Europeista sì, ma sempre con una stella polare: la Nazione. La Nazione con la N maiuscola, l’Italia. Ciampi non avrebbe mai ammainato il tricolore, mai anteposto ad esso nessuna altra bandiera, nemmeno quella europea. Ciampi era convinto che l’Unione europea fosse l’unica possibilità per i paesi europei, tutti, per conservare le nostre Nazioni, le nostre Patrie, non per annullarle. E quanti storsero il naso quando ripristinò la sfilata militare e la festa del 2 giugno? Quanti, a bassa voce, si mostravano disgustati per il ritorno di rituali pubblici repubblicani, cerimonie, alzabandiera, l’inno cantato, il cambio della guardia, le decorazioni? Studiammo insieme la sterminata letteratura francese in materia. Ciampi cercava di spiegare ai suoi critici, spesso grandi intellettuali della sinistra italiana, che se le istituzioni democratiche non avessero saputo ritrovare “calore”, emozione, presto saremmo stati in preda a nazionalismi distruttivi. Dovevamo anticipare questi sentimenti, e incanalarli nelle istituzioni democratiche. E quante critiche sui suoi viaggi nei cimiteri militari della Seconda guerra Mondiale: Cefalonia, El Alamein, Tambov. Era antifascista, Ciampi. Ma lo era con il buon senso della verità. Ammetteva che se invece che in Albania, da sottotenente, fosse stato inviato in Nordafrica, avrebbe combattuto con tutte le sue forze per l’Italia. L’8 settembre, quello no, quello Ciampi non lo perdonava, e non lo avrebbe mai perdonato. Era lo Stato in fuga, la sgangherata slealtà italiana, il crollo della dignità, la vergogna.

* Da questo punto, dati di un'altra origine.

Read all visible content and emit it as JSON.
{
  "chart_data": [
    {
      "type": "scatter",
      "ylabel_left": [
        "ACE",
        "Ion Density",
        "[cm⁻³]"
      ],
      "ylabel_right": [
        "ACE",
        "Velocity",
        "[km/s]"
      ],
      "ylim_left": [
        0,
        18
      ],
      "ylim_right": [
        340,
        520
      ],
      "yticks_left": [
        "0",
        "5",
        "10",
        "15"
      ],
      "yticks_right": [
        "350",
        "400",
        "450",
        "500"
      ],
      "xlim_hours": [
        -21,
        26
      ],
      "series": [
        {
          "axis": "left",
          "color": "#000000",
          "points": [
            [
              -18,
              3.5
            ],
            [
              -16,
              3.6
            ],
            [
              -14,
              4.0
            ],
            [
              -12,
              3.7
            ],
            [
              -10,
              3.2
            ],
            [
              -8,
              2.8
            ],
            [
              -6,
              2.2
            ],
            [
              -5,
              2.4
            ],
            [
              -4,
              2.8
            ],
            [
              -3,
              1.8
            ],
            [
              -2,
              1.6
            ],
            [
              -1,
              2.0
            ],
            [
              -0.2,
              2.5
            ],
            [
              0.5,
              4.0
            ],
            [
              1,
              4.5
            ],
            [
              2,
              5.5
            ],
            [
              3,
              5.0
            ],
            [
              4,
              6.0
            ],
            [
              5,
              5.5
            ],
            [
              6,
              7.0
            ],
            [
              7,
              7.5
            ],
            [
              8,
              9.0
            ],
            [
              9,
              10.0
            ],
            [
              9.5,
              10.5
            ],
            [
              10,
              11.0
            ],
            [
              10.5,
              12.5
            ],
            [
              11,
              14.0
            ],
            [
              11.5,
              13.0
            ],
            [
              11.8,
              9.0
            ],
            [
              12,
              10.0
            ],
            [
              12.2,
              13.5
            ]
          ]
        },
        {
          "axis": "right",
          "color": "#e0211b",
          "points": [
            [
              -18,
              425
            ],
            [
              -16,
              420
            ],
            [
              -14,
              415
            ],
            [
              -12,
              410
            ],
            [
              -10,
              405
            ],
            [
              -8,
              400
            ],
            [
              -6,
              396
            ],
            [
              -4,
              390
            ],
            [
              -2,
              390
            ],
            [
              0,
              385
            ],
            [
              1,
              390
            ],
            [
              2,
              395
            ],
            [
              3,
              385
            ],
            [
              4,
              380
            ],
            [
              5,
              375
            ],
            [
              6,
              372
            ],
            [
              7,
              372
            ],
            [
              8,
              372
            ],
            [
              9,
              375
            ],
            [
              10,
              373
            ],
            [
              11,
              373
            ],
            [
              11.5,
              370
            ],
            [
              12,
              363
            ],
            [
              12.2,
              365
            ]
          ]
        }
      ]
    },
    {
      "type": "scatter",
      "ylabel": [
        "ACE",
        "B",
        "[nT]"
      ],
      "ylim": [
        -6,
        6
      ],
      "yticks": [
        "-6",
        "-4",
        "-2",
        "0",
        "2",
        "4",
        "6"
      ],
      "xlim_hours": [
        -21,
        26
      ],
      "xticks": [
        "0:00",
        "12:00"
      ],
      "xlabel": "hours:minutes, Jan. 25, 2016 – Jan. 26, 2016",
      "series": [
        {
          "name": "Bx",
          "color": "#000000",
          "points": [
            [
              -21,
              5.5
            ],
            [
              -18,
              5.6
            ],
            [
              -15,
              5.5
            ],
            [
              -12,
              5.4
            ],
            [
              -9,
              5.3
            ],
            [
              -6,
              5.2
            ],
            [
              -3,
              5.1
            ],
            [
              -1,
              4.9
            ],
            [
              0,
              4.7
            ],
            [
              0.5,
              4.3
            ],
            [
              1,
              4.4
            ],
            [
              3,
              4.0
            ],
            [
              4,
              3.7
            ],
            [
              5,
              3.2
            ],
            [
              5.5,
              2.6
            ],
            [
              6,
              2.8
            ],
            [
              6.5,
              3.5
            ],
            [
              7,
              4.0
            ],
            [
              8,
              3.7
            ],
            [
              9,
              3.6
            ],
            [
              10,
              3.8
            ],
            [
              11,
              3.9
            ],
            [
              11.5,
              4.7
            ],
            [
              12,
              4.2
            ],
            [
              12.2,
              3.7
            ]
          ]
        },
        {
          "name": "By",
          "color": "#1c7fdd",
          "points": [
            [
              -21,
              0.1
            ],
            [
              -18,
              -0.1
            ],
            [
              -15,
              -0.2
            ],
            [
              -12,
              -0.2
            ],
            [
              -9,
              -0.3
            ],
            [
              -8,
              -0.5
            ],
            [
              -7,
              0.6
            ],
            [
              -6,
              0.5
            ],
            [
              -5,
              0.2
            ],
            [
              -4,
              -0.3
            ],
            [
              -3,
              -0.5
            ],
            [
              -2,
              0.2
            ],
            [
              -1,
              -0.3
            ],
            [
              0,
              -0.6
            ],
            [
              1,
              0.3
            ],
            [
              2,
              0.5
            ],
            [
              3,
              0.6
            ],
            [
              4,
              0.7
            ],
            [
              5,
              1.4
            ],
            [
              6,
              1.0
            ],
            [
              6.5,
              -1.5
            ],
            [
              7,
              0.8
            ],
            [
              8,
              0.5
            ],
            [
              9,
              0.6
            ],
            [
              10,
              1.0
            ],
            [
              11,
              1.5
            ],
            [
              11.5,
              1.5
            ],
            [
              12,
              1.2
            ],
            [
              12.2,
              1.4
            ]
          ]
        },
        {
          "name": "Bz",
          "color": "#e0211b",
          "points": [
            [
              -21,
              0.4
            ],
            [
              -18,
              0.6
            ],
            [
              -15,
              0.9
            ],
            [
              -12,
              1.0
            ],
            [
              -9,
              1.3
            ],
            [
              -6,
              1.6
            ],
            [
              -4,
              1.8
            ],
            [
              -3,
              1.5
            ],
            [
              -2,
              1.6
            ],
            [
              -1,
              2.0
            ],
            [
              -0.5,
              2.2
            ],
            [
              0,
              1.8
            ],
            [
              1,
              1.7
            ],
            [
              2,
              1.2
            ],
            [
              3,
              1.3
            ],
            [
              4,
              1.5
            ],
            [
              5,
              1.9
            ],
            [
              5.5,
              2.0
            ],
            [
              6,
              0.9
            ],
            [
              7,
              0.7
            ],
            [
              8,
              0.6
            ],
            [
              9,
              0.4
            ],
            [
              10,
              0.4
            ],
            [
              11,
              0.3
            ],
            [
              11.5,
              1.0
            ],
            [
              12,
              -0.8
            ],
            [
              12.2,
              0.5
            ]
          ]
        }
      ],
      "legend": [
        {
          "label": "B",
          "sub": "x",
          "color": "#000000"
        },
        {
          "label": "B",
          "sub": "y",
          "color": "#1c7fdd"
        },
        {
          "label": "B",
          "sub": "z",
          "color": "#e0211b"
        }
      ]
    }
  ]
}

Ho passato tanti anni con lui, assistendolo ogni giorno, dopo la lettura dei giornali, ragionando su cosa dire, su come dirlo, su come non lasciare l’opinione pubblica “disorientata”. Quegli anni sono nel mio cuore. E’ stato per me un onore incancellabile, un insegnamento lento e continuo, ma anche un sollievo vedere un uomo leale che, ogni giorno, operava avendo in mente un solo pensiero: fare onore all’Italia, difendere l’interesse nazionale, difendere la costituzione repubblicana. Ma lo spirito repubblicano, il suo magistero profondo, implicano la capacità di sapersene distaccare. E cioè, impongono di non cedere alla lusinga del potere.

Silvio Berlusconi, e tanti altri leader politici, cercarono fino all’ultimo giorno, il giorno prima della prima seduta che avrebbe dovuto eleggere il nuovo presidente della Repubblica nel maggio 2006, di convincerlo ad accettare la rielezione – nonostante tutti gli scontri, tutte le divergenze che avevano avuto negli anni in cui era primo ministro-  ma non riuscì a scalfire la sua convinzione di lasciare per sempre il ponte del comando.

Addio vecchio generale! Tu sapevi bene che l’Italia non sarebbe mai stata quella che avevi sognato in gioventù, ma ci hai insegnato che il nostro dovere era di continuare a sognarla, ed amarla lo stesso.